Some useful Emacs commands

  • C-x C-c: exit emacs.
  • C-x N: split the Emacs window into N buffers (N is typically 1 or 2).
  • C-h b: display the keybindings in effect in the current buffer (C-h brings up help, C-h ? give more information about available help).
  • C-c C-p: display an earlier command (repeated C-c C-p goes through a ring of earlier commands).
  • C-c C-r: you are prompted in the minibuffer for text, then the most recent command containing that text is displayed.
  • C-c C-s: evaluate or compile last S-expression. (This is useful when editing Lisp source in a file.)
  • C-c C-s: evaluate or compile the current region. (This is useful when editing Lisp source in a file.)
  • C-c a: display the argument list in the minibuffer (you are prompted for the function name, with the default the nearest symbol).
  • C-c ?: like apropos (you are prompted for text, then all symbols whose names contain that text are displayed in a buffer).

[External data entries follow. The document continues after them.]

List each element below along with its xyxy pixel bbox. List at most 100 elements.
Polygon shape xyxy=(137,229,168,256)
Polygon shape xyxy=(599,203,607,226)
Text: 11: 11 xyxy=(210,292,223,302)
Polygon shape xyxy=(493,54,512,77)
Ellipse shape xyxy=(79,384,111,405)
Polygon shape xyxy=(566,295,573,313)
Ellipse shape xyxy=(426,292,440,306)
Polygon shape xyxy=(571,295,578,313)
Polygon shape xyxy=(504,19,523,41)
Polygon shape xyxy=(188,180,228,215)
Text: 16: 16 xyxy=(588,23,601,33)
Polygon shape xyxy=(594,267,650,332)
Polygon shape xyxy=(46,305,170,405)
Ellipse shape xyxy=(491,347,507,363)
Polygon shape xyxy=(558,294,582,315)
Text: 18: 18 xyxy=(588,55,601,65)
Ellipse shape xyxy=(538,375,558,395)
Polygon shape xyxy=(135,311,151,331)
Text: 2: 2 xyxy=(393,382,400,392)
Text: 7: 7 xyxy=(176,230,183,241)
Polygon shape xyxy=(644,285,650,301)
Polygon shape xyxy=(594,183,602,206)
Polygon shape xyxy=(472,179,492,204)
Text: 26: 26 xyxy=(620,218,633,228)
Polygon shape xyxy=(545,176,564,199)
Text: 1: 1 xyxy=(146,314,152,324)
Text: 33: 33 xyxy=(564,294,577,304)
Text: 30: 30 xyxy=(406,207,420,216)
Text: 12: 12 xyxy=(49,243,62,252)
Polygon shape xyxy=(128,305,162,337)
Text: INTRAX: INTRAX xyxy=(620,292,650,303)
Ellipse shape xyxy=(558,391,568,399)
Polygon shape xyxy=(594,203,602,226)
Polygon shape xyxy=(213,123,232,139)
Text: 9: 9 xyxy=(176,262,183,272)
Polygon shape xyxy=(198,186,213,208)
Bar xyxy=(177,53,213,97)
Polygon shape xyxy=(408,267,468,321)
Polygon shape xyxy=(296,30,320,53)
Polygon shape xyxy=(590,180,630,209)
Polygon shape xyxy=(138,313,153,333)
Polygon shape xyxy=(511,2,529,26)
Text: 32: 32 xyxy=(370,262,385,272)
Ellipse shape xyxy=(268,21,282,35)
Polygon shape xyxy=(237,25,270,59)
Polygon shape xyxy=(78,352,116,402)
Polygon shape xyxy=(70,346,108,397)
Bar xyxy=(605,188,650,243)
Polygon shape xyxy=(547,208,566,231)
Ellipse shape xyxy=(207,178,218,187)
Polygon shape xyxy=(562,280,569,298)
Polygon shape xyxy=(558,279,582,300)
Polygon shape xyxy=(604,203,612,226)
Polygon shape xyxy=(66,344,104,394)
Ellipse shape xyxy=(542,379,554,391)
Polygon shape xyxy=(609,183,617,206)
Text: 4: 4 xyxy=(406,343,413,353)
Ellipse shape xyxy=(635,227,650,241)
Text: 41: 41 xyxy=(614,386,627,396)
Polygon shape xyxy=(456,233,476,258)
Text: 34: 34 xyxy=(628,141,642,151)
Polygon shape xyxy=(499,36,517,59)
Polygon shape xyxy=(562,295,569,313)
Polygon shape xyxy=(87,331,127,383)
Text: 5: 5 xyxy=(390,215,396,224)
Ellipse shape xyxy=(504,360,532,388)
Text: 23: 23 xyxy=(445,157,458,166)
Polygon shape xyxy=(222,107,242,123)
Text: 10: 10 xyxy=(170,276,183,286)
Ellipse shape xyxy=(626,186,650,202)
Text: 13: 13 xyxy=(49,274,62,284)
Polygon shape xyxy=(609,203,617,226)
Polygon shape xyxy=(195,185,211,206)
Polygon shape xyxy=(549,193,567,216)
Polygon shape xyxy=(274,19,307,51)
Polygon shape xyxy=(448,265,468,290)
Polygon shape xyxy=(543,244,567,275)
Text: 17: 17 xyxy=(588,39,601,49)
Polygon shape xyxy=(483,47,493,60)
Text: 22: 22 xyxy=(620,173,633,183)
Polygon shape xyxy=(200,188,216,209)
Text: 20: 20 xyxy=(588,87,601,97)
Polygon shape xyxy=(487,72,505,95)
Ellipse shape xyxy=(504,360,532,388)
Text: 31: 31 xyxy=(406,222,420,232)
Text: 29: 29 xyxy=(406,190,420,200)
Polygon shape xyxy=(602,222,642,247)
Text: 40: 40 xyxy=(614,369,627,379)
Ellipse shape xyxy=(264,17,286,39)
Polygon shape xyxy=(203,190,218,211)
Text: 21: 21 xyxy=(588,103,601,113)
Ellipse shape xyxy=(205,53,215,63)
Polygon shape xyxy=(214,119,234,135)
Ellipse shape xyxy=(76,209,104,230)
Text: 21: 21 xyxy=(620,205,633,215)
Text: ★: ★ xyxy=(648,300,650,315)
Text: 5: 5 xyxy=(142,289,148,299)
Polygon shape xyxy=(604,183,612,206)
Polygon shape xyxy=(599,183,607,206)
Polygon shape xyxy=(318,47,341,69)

Emacs also has a menu bar. Menu commands can be used in place of key chords (a key chord is multiple keys pressed simultaneously, like M-x). The menus typically show the key chords equivalents of menu commands.

Other .emacs file suggestions

An Emacs function like the following will start the indicated Lisp executable without prompting you for details (as fi:common-lisp does). It is useful if you rarely vary the answers to the prompts. If you regularly run several images, you can write several such functions. Replace the values specified with the appropriate/desired values, of course. In particular, on UNIX, replace c:/program files/ with /usr/local/ and do not use the .exe extension (so /usr/local/acl90/mlisp).

(defun run-lisp ()
  (interactive)
  (fi:common-lisp "*common-lisp*"
                  "c:/acl90/"
                  "c:/acl90/mlisp.exe"
                  '("+B" "+cn")
                  "localhost"
                  "c:/acl90/mlisp.dxl"))

Other notes

Do not start more that one Lisp in a single emacs.

eli.htm is the documentation file for the Emacs-Lisp interface.